На первый взгляд это меняло все. Но если поразмыслить, то ничего не изменилось.
Мы уже говорили: радиоигра — это хитроумная и захватывающая операция, конечная цель которой — обмануть противника. Но чтобы выиграть партию, нужно еще получить разрешение на игру. Верхние эшелоны подозрительны. Они считают, что дело может принести большие дивиденды, но если оно будет проиграно, получится, что ни за что ни про что врагу передали точные сведения, предназначавшиеся для «обеспечения» радиоигры. Страх перед ответственностью заставляет требовать гарантий, первая из которых, разумеется, — надежность завербованных радистов.
Гестапо собирается использовать Треппера для развертывания радиоигры небывалого масштаба. В этом есть смысл. В Голландии Хискесу удалось совершить чудеса, используя группу второстепенных «пианистов» в игре против Лондона. Того ли можно ожидать от одного из руководителей советской разведки, если использовать его в игре против Москвы? Но нужно убедить начальство.
Со времени ареста Треппера нацистское руководство нервничает. В Париж летят телеграммы, однообразие которых отмечают и Фортнер и Райзер: «Что говорит Большой шеф?» Итак, Большой шеф излагает свою биографию и рассказывает о потрясающих возможностях, которые предоставляет телефонный справочник. Если сообщить в Берлин о таком великолепном результате, Гиммлер задохнется от злости и наотрез откажется вести радиоигру. И будет прав. Чтобы убедить ОКБ, министерство иностранных дел и все другие немецкие ведомства в необходимости поставлять необходимую «пищу» для функшпиля, гестапо должно дать гарантию готовности своего узника к сотрудничеству.
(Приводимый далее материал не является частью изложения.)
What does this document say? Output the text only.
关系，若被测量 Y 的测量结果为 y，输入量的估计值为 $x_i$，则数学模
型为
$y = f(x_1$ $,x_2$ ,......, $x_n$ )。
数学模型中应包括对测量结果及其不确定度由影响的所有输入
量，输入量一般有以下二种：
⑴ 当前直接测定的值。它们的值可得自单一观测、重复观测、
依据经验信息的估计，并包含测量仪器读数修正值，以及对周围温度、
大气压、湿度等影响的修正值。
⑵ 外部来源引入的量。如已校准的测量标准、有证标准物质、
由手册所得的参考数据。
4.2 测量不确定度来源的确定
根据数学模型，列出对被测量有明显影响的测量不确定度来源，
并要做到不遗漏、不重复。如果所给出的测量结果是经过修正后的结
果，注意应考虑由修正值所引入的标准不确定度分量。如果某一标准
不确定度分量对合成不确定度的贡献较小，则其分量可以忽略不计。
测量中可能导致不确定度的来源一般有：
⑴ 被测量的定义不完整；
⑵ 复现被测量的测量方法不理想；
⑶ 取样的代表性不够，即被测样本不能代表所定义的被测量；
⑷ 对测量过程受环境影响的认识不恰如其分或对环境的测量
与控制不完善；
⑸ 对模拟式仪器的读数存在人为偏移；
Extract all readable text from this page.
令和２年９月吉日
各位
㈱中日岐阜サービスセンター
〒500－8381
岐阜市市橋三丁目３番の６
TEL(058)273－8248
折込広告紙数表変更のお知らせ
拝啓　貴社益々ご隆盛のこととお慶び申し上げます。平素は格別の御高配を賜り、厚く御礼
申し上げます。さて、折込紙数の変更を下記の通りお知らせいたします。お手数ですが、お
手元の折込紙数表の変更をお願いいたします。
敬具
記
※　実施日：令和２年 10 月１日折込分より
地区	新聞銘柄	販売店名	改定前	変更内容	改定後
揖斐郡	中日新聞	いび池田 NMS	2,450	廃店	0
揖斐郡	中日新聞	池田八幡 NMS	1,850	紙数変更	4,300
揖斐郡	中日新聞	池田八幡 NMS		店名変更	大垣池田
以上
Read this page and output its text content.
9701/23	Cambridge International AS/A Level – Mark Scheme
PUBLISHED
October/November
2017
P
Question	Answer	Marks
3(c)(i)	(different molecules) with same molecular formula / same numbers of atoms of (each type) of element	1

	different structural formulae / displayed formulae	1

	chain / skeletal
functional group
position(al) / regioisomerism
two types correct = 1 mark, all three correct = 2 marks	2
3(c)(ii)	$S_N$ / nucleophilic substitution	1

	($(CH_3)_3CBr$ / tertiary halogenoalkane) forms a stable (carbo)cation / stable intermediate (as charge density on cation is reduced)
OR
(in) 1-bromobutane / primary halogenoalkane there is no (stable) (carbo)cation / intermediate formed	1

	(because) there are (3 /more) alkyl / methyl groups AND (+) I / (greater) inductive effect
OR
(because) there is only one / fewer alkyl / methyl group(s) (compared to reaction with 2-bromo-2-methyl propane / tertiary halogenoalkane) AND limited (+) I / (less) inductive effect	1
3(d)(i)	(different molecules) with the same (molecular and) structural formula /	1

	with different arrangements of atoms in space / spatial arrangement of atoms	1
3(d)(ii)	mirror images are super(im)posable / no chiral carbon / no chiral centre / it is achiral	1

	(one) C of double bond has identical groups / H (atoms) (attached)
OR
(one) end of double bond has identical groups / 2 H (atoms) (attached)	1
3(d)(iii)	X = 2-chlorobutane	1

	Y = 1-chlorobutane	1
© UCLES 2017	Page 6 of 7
Сломить Треппера? Может быть, и удастся; но это рискованно и опасно. Одно дело заставить человека под пытками выкрикнуть имена, другое — склонить его к добровольному сотрудничеству на несколько месяцев, пока будет длиться радиоигра. Этот человек не прост. Пока он не рассказывает, а болтает. Соглашается выпить кофе, выкурить сигарету. Но если на него нажать, не замкнется ли он в свою раковину? А его сотрудничество необходимо. Только он один может придать радиограммам немцев в их радиоигре тот стиль, почерк, который будет убедителен для Москвы.
Так и родилось это хитроумное решение: создать ему «легенду», представить Гиммлеру «приукрашенный» и убедительный образ законченного предателя. Гиринг объясняет Большому шефу: «Не все нужно рассказывать военным, они ведь ничего не понимают в политике; и не все нужно говорить политикам, потому что они ничего не понимают в разведке».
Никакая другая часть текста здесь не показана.